As most of y’all no doubt know, American Airlines AAdvantage is unique in its lifetime status qualification — miles from all sources count, not just flown miles.
- One million miles earned = Lifetime Gold
- Two million miles earned = Lifetime Platinum
I’ve never been a regular American customer. I’ve long leaned much more towards the Star Alliance. I don’t think I’ve done more than 25,000 or 50,000 total qualifying miles on paid oneworld tickets in my entire life.
But stay around these programs long enough, watch the promotions, chase after some of them, and the miles build up. And with all the partners and promotions that American has had over time, they’ve been great to build mileage balances up with.

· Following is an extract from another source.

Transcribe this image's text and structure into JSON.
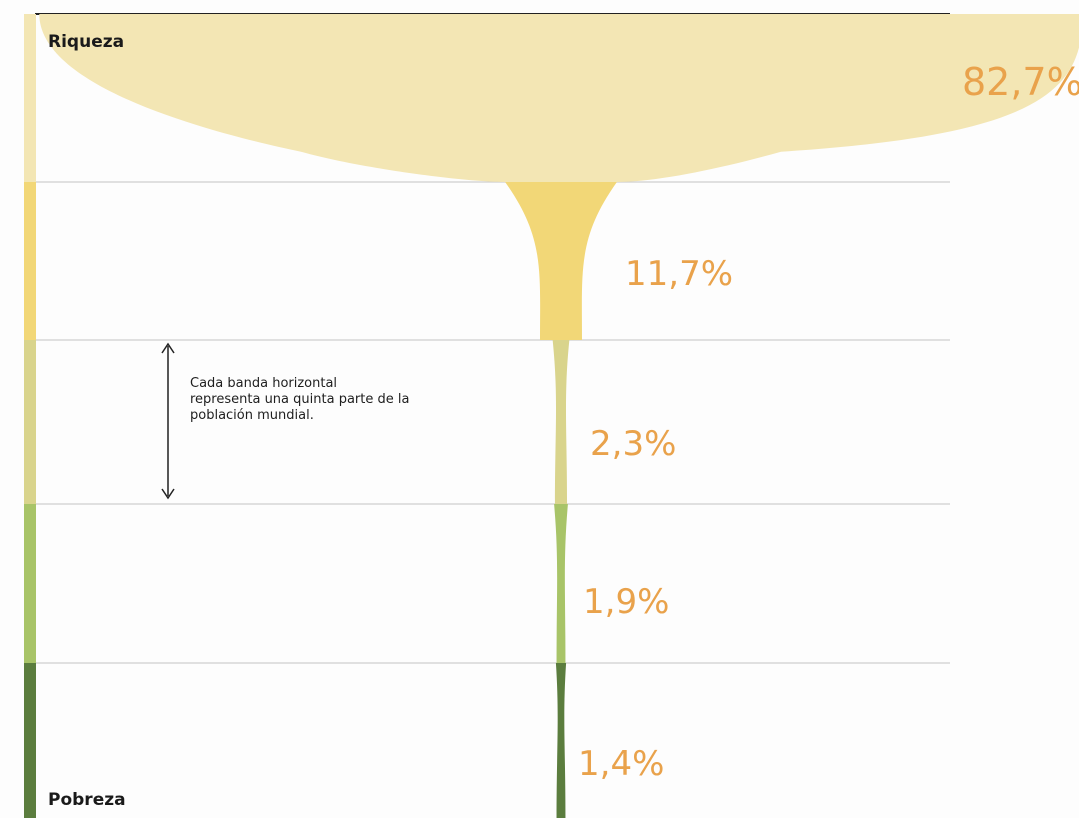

In particular, churning Citibank co-branded credit cards over time was very good to me with signup bonuses (may she rest in peace for most, though do consider getting a business card if you haven’t already had one, a flavor of card like Visa or Amex if you haven’t had one, etc). And BankDirect, for sure.
In the last five months since I’ve written about American lifetime elite status I’ve picked up a couple hundred thousand miles.
So I’m really on the cusp on 2 million miles earned and lifetime Platinum. I’m sitting at 1.9 million, or a little over.
Now I’m desperately resisting the urge to transfer in a boatload of Starpoints, just to push myself over the top. It’s long been speculated that this unique feature of non-flight miles counting towards lifetime status would go away, and somehow I worry that it would go away right before I reach the finish line. It’s an unpublished benefit so there’s no reason to think if it were pulled it would be done with advance public notice.
Of course those Starpoints are more valuable sitting where they are, maintaining their flexibility.
Some might ask why I’d even want American’s Platinum status since I don’t fly American? That’s fair. If they gave me lifetime Executive Platinum I would certainly become an AA customer! But Platinum gets you double miles and higher priority on waitlists of various kinds, more or less (not to mention the 4 international confirmed upgrades you get when you cross the 2 million miler threshold). It’s not enough to sway my business, really.
Still, it’s lifetime status. There’s an allure to that, and of course I don’t know what my future needs or preferences will be and risk-averse type that I am I’d love to lock it in.
Though I guess if American stopped counting non-flight miles towards lifetime status tomorrow, I’d just have to actually fly about 95,000 miles… But that’s the fun in that???